The bill’s passage Friday “is a culmination of a lot of hard work by a lot of people during the session,” he said.

They included Albany physicians and surgeons and lobbyists on both sides of the issue, as well as Phoebe administrators, such as CEO Joel Wernick.

“It should have been done year and years and years ago,” Smith said, “ but the only reason it wasn’t is because of the lobbying efforts of the not-for-profit hospitals, but the Legislature saw through that, that they were just trying to maintain a monopoly.”

Albany internist Dr. Joe Stubbs said he “has no dog in this fight” other than through his work with the Coalition for Affordable and Competitive Healthcare, an organization of local industries, including Procter & Gamble and SABMiller, whose mission is to lower health care costs.

“The bottom line on it is the on issue of CON, it rolls back CON,” Stubbs said.

But the reform bill is unlikely to stop debate over affordable health care in Albany, he said.

“Oh no,” he said. “There’s always going to be room for improvement,” with “one side, Phoebe, saying Southwest Georgia is doing well with Phoebe being a monopoly,” while “another side, the industry side, saying we need more competition, we need to do more to lower health care costs.

“The one controversy that it has put to rest is the controversy of whether general surgery is a single specialty.”

While it wasn’t involved in the debate at the Capitol, Palmyra Medical Centers is now studying the bill to determine just what services it may decide to offer, Director of Marketing Eric Riggle said.

“We’ll have to see what it means to the service lines that we historically have been interested in,” Riggle said.

The hospital’s applications for a Certificate of Need to provide obstetrical and cardiac catheterization care have repeatedly been turned down by the Department of Community Health following challenges from Phoebe.

“The first thing we’ll do is evaluate the legislation and determine at what point we’ll have an opportunity to offer these services.”

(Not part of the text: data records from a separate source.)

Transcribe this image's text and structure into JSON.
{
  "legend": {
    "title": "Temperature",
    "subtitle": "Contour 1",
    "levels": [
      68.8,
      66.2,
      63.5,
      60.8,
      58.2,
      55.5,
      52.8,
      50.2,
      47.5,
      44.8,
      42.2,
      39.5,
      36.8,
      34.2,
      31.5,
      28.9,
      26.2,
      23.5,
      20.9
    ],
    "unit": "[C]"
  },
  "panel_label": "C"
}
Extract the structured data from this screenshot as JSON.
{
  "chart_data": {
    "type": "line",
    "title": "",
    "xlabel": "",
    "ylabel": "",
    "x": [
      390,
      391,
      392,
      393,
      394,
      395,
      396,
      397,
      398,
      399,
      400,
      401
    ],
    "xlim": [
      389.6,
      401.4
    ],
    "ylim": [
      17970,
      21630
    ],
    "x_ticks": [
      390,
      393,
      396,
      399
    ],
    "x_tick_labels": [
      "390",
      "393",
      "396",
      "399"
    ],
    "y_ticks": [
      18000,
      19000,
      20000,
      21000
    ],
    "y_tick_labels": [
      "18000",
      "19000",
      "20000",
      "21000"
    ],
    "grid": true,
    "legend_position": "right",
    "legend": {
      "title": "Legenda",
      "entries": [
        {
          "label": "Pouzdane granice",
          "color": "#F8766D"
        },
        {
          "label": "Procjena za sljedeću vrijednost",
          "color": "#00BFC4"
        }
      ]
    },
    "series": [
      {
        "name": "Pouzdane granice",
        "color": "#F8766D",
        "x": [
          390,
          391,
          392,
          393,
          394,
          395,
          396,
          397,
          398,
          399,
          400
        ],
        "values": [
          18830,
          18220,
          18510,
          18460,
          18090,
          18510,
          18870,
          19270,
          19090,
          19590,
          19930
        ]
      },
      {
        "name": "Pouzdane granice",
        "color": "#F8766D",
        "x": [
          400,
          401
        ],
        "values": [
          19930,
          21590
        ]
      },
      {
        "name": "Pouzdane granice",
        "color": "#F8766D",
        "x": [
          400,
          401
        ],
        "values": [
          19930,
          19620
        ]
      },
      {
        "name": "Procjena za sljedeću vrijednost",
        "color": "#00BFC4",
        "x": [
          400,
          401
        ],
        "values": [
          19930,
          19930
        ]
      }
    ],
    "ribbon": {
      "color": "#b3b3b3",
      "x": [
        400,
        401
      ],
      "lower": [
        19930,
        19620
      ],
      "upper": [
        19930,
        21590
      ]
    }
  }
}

Wernick said that while the bill streamlines some processes, it sets bad policy.

“We’ll spend time looking at it carefully, to see what its various provisions are; we do think that it has the potential to streamline some pieces of the Certificate of Need law that we agreed with, and it obviously creates a flexibility in the Certificate of Need process that didn’t exist before,” he said.

That flexibility to offer services — general surgery, Level 1 obstetrical care and cardiac catheterization — under the CON reform law no longer require a “need analysis,” he said.

He agreed that the Legislature’s action likely mullified Phoebe and GACH’s recent suit against DCH.

“What I do think will end up happening” is the suit “will probably end up being superseded by the new law,” Wernick said.

The hospital’s provision of Level 3 perinatal care, for premature infants, may be compromised by the bill, he said.

“Our concern is the redirection of scarce resources that may dilute the effectiveness of the perinatal system,” Wernick said.

Dukes said he wasn’t absent from the legislative session Friday, but was distracted by another issue when the vote was taken just after dinner.

“I probably would not have voted for it, one way or another,” he said.

The divided votes from south Georgia legislators, which included “no” votes from several Valdosta-area representatives and Rep. Freddie Powell Sims, D-Albany, surprised him, though he doubts the reform will reduce the level of care in Albany.

“I’m sure Joel and them at Phoebe will take it in stride and continue to be sure we continue to have a world-class hospital,” Dukes said.